How do these factors affect the performance of a life and critical illness insurance policy?

January 15th, 2009

This overview is intended to give you a general idea of how all the factors previously discussed may affect your policy and how they are relevant to the actual premium you pay for life insurance. If you purchase critical illness insurance, the premiums you pay may fluctuate from year to year if any of these four factors change:

  • Mortality experience improves or worsens
  • Expenses grow or are reduced
  • Interest credits rise or fall
  • Persistency increases or decreases

Your premium outlay may potentially be reduced if:

  • Interest Rates rise, or
  • Mortality Experience improves, or
  • Persistency is stable, or
  • Expenses drop

Conversely, your premium outlay may potentially increase if:

  • Interest Rates decrease;
  • Mortality Experience worsens;
  • Persistency is negative;
  • Expenses increase

The Surrender Charge is the difference between the accumulated value and the surrender value.
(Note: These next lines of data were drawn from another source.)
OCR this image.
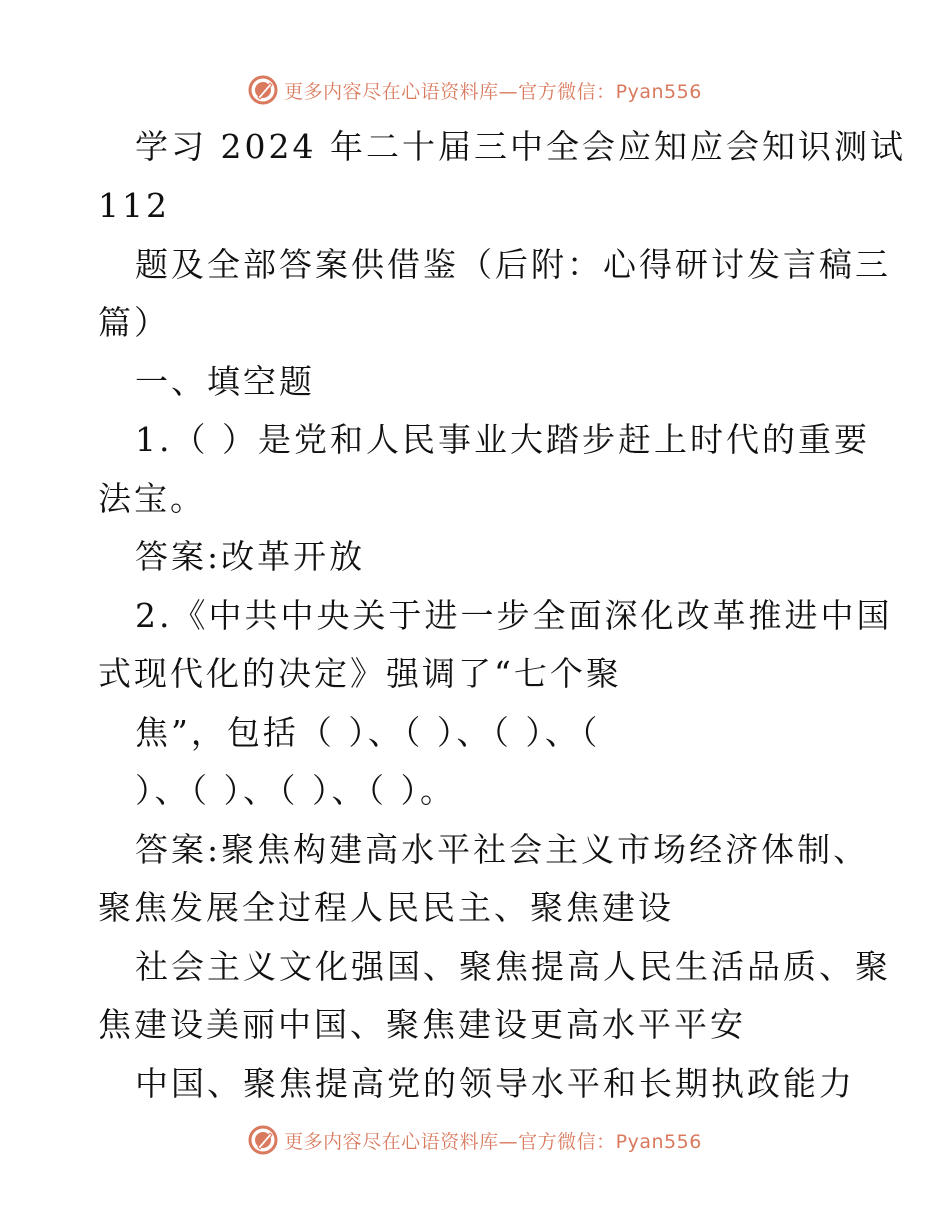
更多内容尽在心语资料库—官方微信：Pyan556
学习 2024 年二十届三中全会应知应会知识测试
112
题及全部答案供借鉴（后附：心得研讨发言稿三
篇）
一、填空题
1.（ ）是党和人民事业大踏步赶上时代的重要
法宝。
答案:改革开放
2.《中共中央关于进一步全面深化改革推进中国
式现代化的决定》强调了“七个聚
焦”，包括（ ）、（ ）、（ ）、（
）、（ ）、（ ）、（ ）。
答案:聚焦构建高水平社会主义市场经济体制、
聚焦发展全过程人民民主、聚焦建设
社会主义文化强国、聚焦提高人民生活品质、聚
焦建设美丽中国、聚焦建设更高水平平安
中国、聚焦提高党的领导水平和长期执政能力
更多内容尽在心语资料库—官方微信：Pyan556
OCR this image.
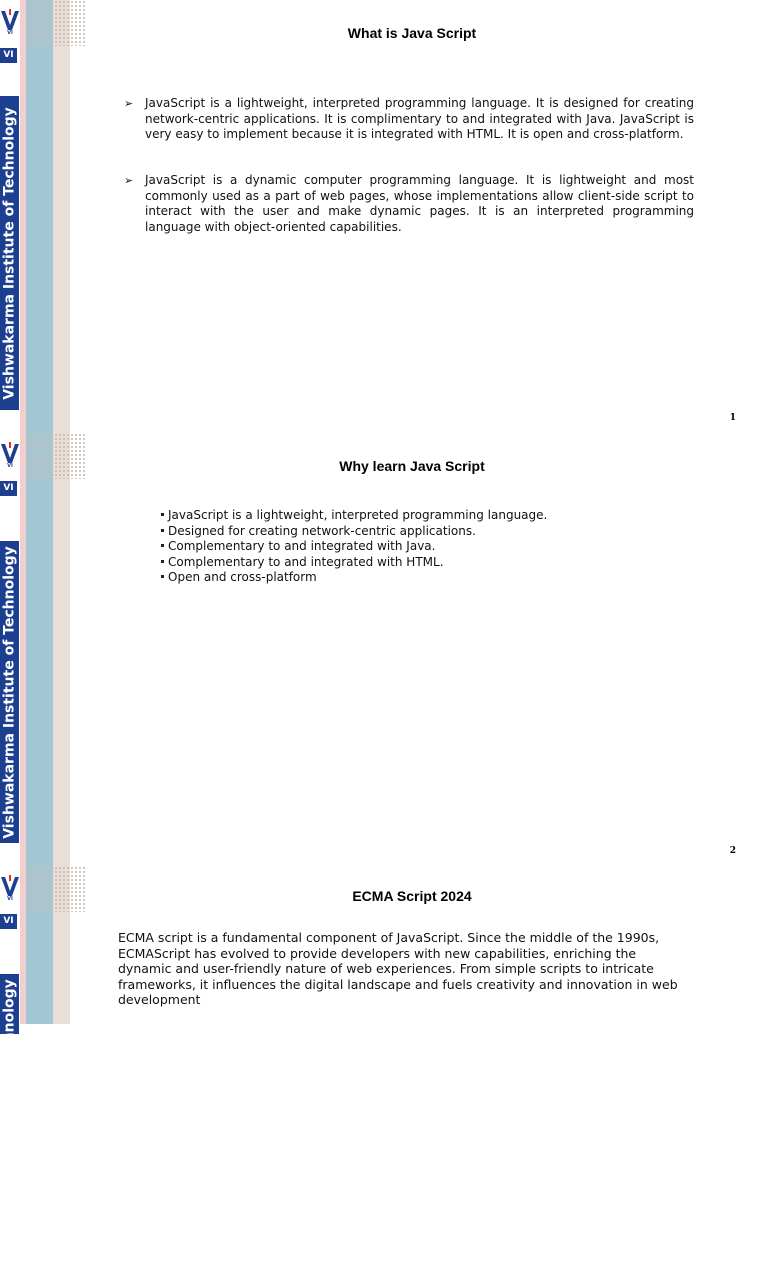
VI
VI
Vishwakarma Institute of Technology
What is Java Script
➢ JavaScript is a lightweight, interpreted programming language. It is designed for creating network-centric applications. It is complimentary to and integrated with Java. JavaScript is very easy to implement because it is integrated with HTML. It is open and cross-platform.
➢ JavaScript is a dynamic computer programming language. It is lightweight and most commonly used as a part of web pages, whose implementations allow client-side script to interact with the user and make dynamic pages. It is an interpreted programming language with object-oriented capabilities.
1
VI
VI
Vishwakarma Institute of Technology
Why learn Java Script
JavaScript is a lightweight, interpreted programming language.
Designed for creating network-centric applications.
Complementary to and integrated with Java.
Complementary to and integrated with HTML.
Open and cross-platform
2
VI
VI
Vishwakarma Institute of Technology
ECMA Script 2024
ECMA script is a fundamental component of JavaScript. Since the middle of the 1990s, ECMAScript has evolved to provide developers with new capabilities, enriching the dynamic and user-friendly nature of web experiences. From simple scripts to intricate frameworks, it influences the digital landscape and fuels creativity and innovation in web development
Depending on the policy, this can be 100% for the first two to five years the policy is in-force, meaning that there would no be no cash value should the policy surrendered during this period. The surrender charge gradually reduces according to a table included in the policy. Typically, surrender charge reduces to zero sometime between the 10th and 15th anniversary of the policy.

  • Some contracts provide for future benefit increases. It is important to know in advance whether or not such increases are subject to evidence of insurability. If the insured person’s health deteriorates in the meantime, and evidence of insurability is required before a scheduled benefit increase occurs, this could present a problem.
  • Some disability premium waiver provisions waive premiums for the pure term cost of insurance and some waive premiums for the level (permanent) cost. You should know what cost is waived on your policy.
  • The mode of premium payment deserves careful consideration.
  • Premium rating bands are ranges of coverage amount (e.g., $100,000 to $249,999, $250,000 to $500,000, etc.) in which the higher the amount of coverage, the lower the cost per thousand dollars of coverage.